Complexification
In linear algebra, a complexification is an operation that maps a real vector space a complex vector space which has very similar properties.
- 4.1 Definition
- 4.2 Properties
- 5.1 Definition
- 5.2 Properties
- 6.1 Definition
- 6.2 Examples
Definition
There are two different ways the complexification of a real vector space defined. The two possibilities are discussed next, are equivalent.
By means of the direct sum
Be a vector space over the field of real numbers. The complexification of the direct sum
In the new room addition is componentwise
And the scalar multiplication with by
Defined.
This makes it a vector space over the field of complex numbers.
In analogy to the notation of complex numbers to write for the couple as well.
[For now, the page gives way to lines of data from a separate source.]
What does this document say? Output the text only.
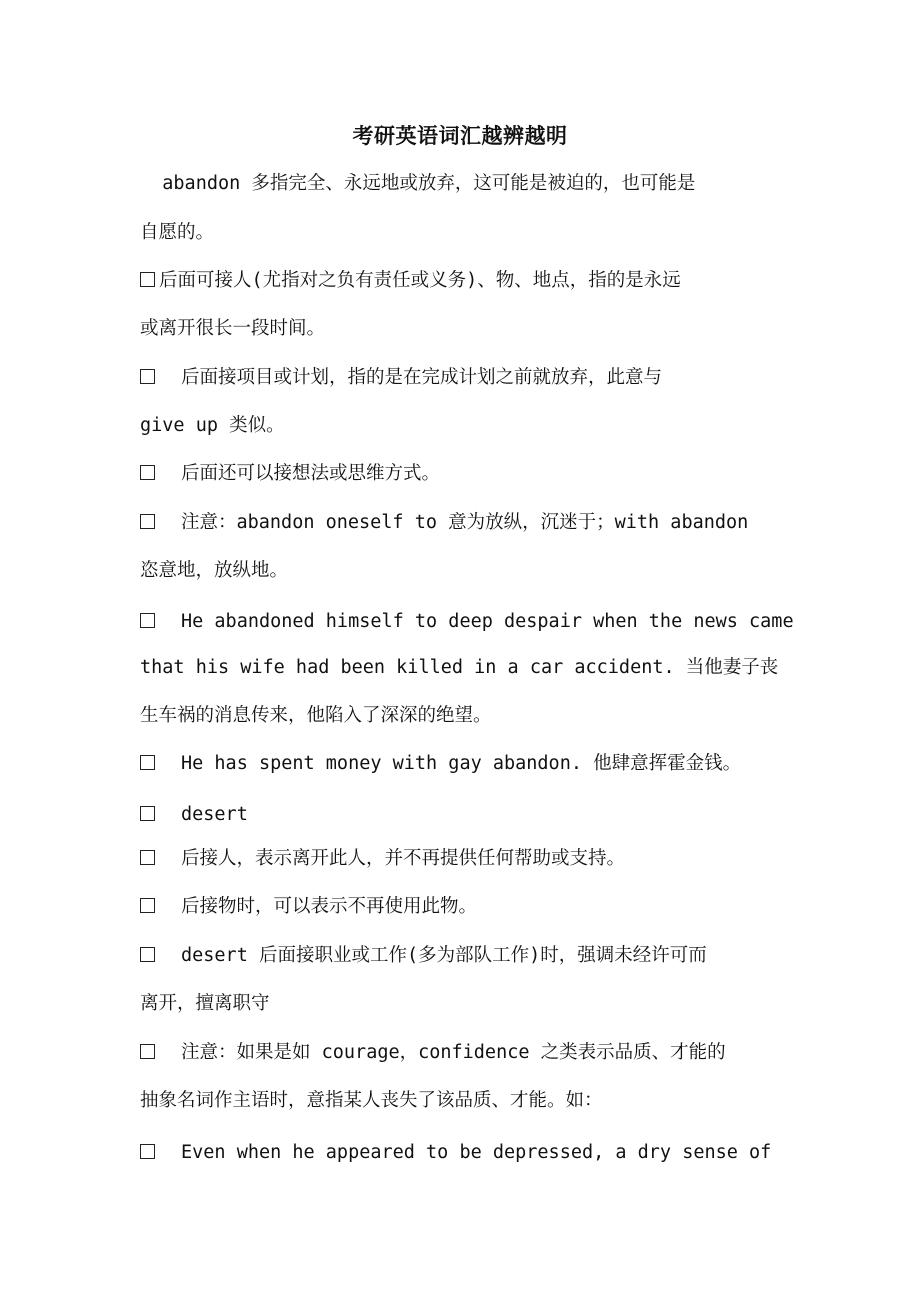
考研英语词汇越辨越明
abandon 多指完全、永远地或放弃，这可能是被迫的，也可能是
自愿的。
后面可接人(尤指对之负有责任或义务)、物、地点，指的是永远
或离开很长一段时间。
后面接项目或计划，指的是在完成计划之前就放弃，此意与
give up 类似。
后面还可以接想法或思维方式。
注意：abandon oneself to 意为放纵，沉迷于；with abandon
恣意地，放纵地。
He abandoned himself to deep despair when the news came
that his wife had been killed in a car accident. 当他妻子丧
生车祸的消息传来，他陷入了深深的绝望。
He has spent money with gay abandon. 他肆意挥霍金钱。
desert
后接人，表示离开此人，并不再提供任何帮助或支持。
后接物时，可以表示不再使用此物。
desert 后面接职业或工作(多为部队工作)时，强调未经许可而
离开，擅离职守
注意：如果是如 courage，confidence 之类表示品质、才能的
抽象名词作主语时，意指某人丧失了该品质、才能。如：
Even when he appeared to be depressed, a dry sense of
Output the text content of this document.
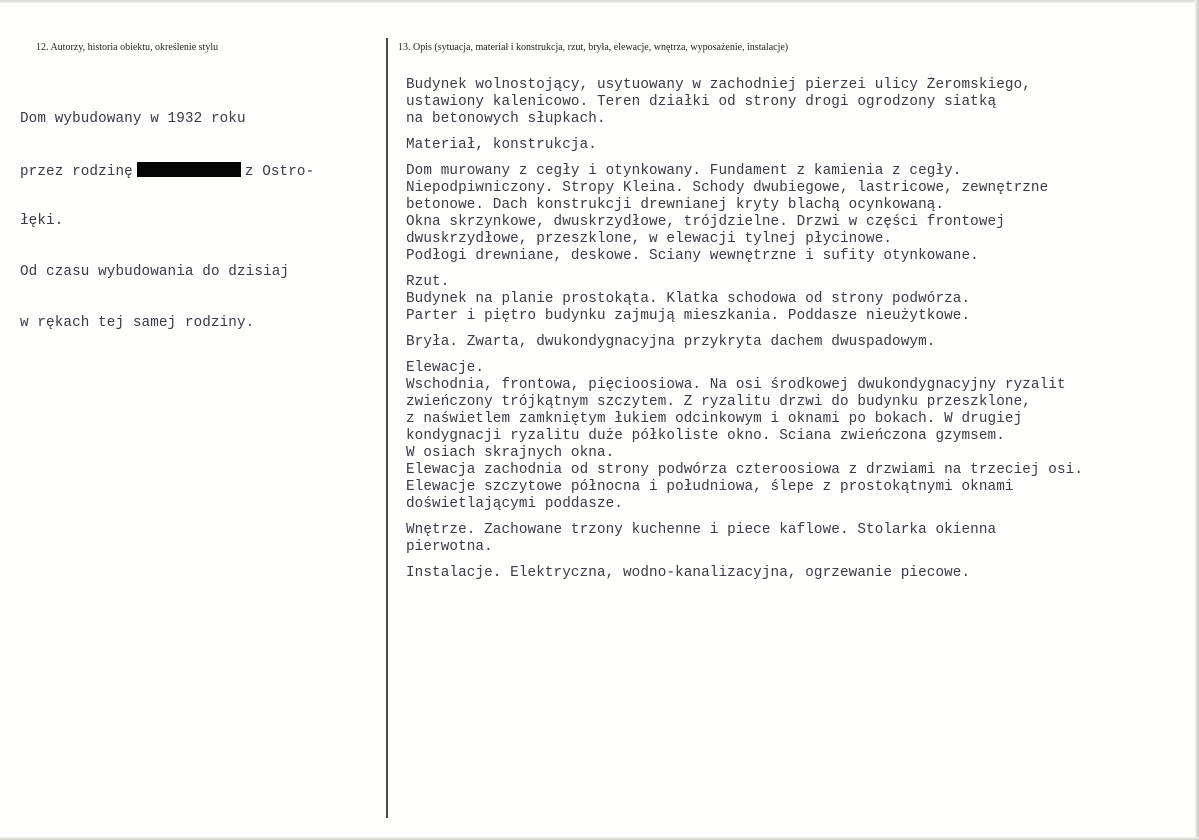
12. Autorzy, historia obiektu, określenie stylu	13. Opis (sytuacja, materiał i konstrukcja, rzut, bryła, elewacje, wnętrza, wyposażenie, instalacje)

Dom wybudowany w 1932 roku

przez rodzinę	z Ostro-

łęki.

Od czasu wybudowania do dzisiaj

w rękach tej samej rodziny.

Budynek wolnostojący, usytuowany w zachodniej pierzei ulicy Żeromskiego,
ustawiony kalenicowo. Teren działki od strony drogi ogrodzony siatką
na betonowych słupkach.
Materiał, konstrukcja.
Dom murowany z cegły i otynkowany. Fundament z kamienia z cegły.
Niepodpiwniczony. Stropy Kleina. Schody dwubiegowe, lastricowe, zewnętrzne
betonowe. Dach konstrukcji drewnianej kryty blachą ocynkowaną.
Okna skrzynkowe, dwuskrzydłowe, trójdzielne. Drzwi w części frontowej
dwuskrzydłowe, przeszklone, w elewacji tylnej płycinowe.
Podłogi drewniane, deskowe. Sciany wewnętrzne i sufity otynkowane.
Rzut.
Budynek na planie prostokąta. Klatka schodowa od strony podwórza.
Parter i piętro budynku zajmują mieszkania. Poddasze nieużytkowe.
Bryła. Zwarta, dwukondygnacyjna przykryta dachem dwuspadowym.
Elewacje.
Wschodnia, frontowa, pięcioosiowa. Na osi środkowej dwukondygnacyjny ryzalit
zwieńczony trójkątnym szczytem. Z ryzalitu drzwi do budynku przeszklone,
z naświetlem zamkniętym łukiem odcinkowym i oknami po bokach. W drugiej
kondygnacji ryzalitu duże półkoliste okno. Sciana zwieńczona gzymsem.
W osiach skrajnych okna.
Elewacja zachodnia od strony podwórza czteroosiowa z drzwiami na trzeciej osi.
Elewacje szczytowe północna i południowa, ślepe z prostokątnymi oknami
doświetlającymi poddasze.
Wnętrze. Zachowane trzony kuchenne i piece kaflowe. Stolarka okienna
pierwotna.
Instalacje. Elektryczna, wodno-kanalizacyjna, ogrzewanie piecowe.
By means of the tensor product
It is the complexification also define the tensor product:
Then, the scalar multiplication is added with by, i.e., with and for valid
Examples
- The complexification of the Euclidean space yields the unitary space.
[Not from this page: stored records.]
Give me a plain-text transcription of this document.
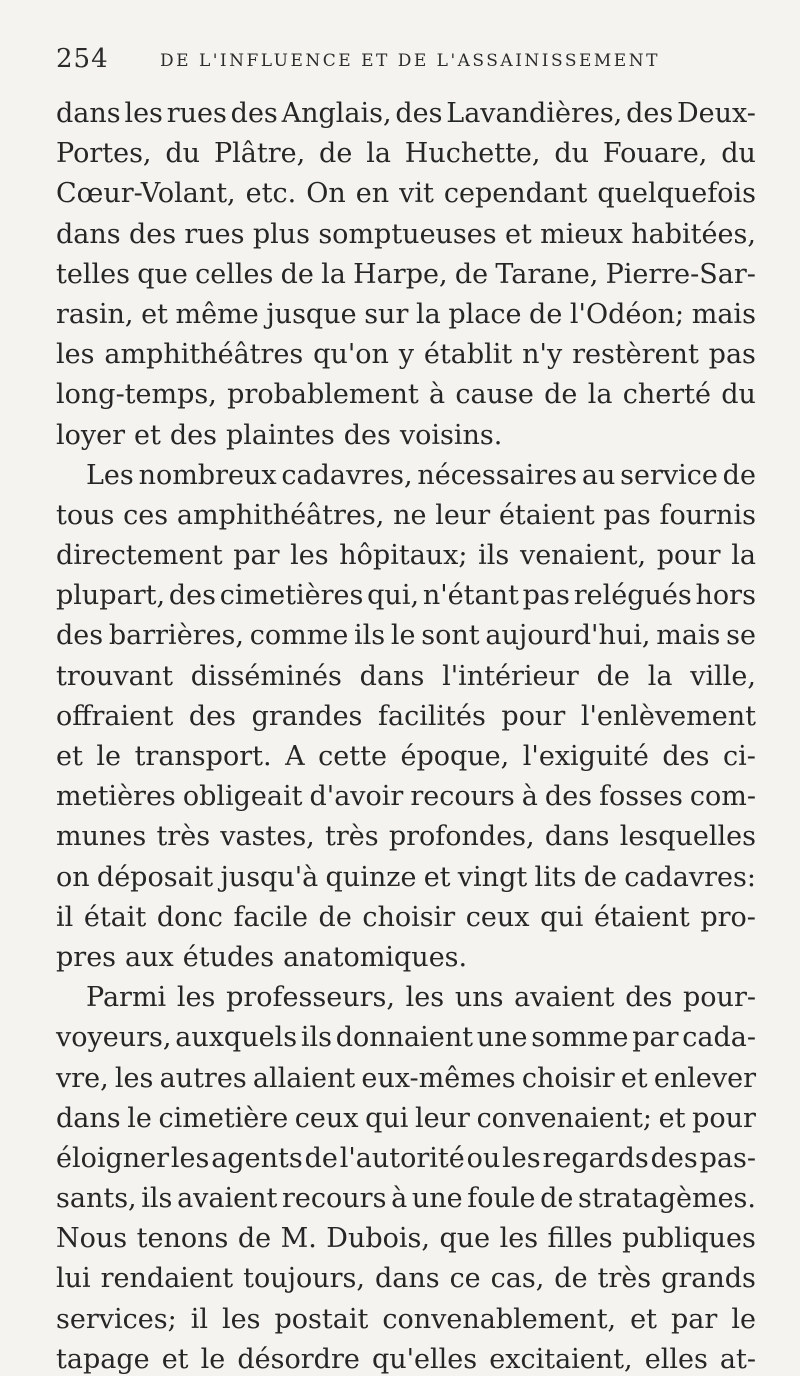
254	DE L'INFLUENCE ET DE L'ASSAINISSEMENT
dans les rues des Anglais, des Lavandières, des Deux-
Portes, du Plâtre, de la Huchette, du Fouare, du
Cœur-Volant, etc. On en vit cependant quelquefois
dans des rues plus somptueuses et mieux habitées,
telles que celles de la Harpe, de Tarane, Pierre-Sar-
rasin, et même jusque sur la place de l'Odéon; mais
les amphithéâtres qu'on y établit n'y restèrent pas
long-temps, probablement à cause de la cherté du
loyer et des plaintes des voisins.
Les nombreux cadavres, nécessaires au service de
tous ces amphithéâtres, ne leur étaient pas fournis
directement par les hôpitaux; ils venaient, pour la
plupart, des cimetières qui, n'étant pas relégués hors
des barrières, comme ils le sont aujourd'hui, mais se
trouvant disséminés dans l'intérieur de la ville,
offraient des grandes facilités pour l'enlèvement
et le transport. A cette époque, l'exiguité des ci-
metières obligeait d'avoir recours à des fosses com-
munes très vastes, très profondes, dans lesquelles
on déposait jusqu'à quinze et vingt lits de cadavres:
il était donc facile de choisir ceux qui étaient pro-
pres aux études anatomiques.
Parmi les professeurs, les uns avaient des pour-
voyeurs, auxquels ils donnaient une somme par cada-
vre, les autres allaient eux-mêmes choisir et enlever
dans le cimetière ceux qui leur convenaient; et pour
éloigner les agents de l'autorité ou les regards des pas-
sants, ils avaient recours à une foule de stratagèmes.
Nous tenons de M. Dubois, que les filles publiques
lui rendaient toujours, dans ce cas, de très grands
services; il les postait convenablement, et par le
tapage et le désordre qu'elles excitaient, elles at-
- The complexification of the vector space of matrices with real entries yields the vector space of matrices with complex entries. Thus the complexification abstracts the simple fact that one particular may be regarded as complex numbers real numbers.
Properties
- The real vector space can be set via the embedding as a real subspace of understand. Here then is exactly in if applies.
- An involution is defined in a natural way, which corresponds to the complex conjugate. A iff is if applies.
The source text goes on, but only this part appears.